Warum Frauen und Männer anders krank sind (DAK Gesundheitsreport 2016)

Newsletter 2: Warum Frauen und Männer anders krank sind (DAK Gesundheitsreport 2016)

In den vergangenen 17 Jahre wurde bislang bei Frauen immer ein höherer Krankenstand als bei Männern ermittelt. Auch das Diagnosespektrum unterscheidet sich deutlich zwischen Frauen und Männern. Doch was sind die Ursachen? Liegen die Unterschiede tatsächlich im Geschlecht oder sind sie eher auf die Arbeitsbedingungen verschiedener Branchen oder den Berufsstatus zurückzuführen? Welche Rolle spielt das Verhalten, also der individuelle Umgang mit einer Krankschreibung?
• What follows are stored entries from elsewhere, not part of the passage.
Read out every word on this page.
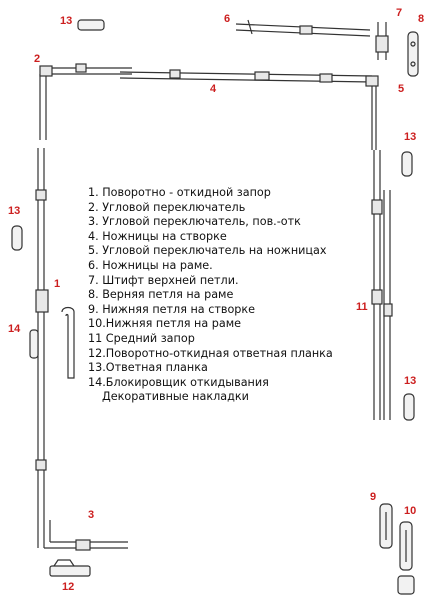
1
2
3
4	5
6	7 8
9
10
11
12
13
13
13
13
14
1. Поворотно - откидной запор
2. Угловой переключатель
3. Угловой переключатель, пов.-отк
4. Ножницы на створке
5. Угловой переключатель на ножницах
6. Ножницы на раме.
7. Штифт верхней петли.
8. Верняя петля на раме
9. Нижняя петля на створке
10.Нижняя петля на раме
11 Средний запор
12.Поворотно-откидная ответная планка
13.Ответная планка
14.Блокировщик откидывания
Декоративные накладки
Eine befriedigende Erklärung für die Geschlechterunterschiede beim Krankenstand konnte auf den ersten Blick bisher noch nicht gegeben werden. Das Gesetz zur Stärkung der Prävention fordert, geschlechtsspezifischen Besonderheiten Rechnung zu tragen. Die Ergebnisse des Gesundheitsreports sollen daher nicht nur die Forschung in der Gendermedizin ergänzen. Sie helfen darüber hinaus geschlechtergerechte Präventionsmaßnahmen für Betriebe zu entwickeln. Insbesondere kleinere Betriebe haben nach wie vor einen erheblichen Beratungs- und Unterstützungsbedarf. Dieser Report setzt dafür Impulse und schafft eine empirisch gestützte Grundlage.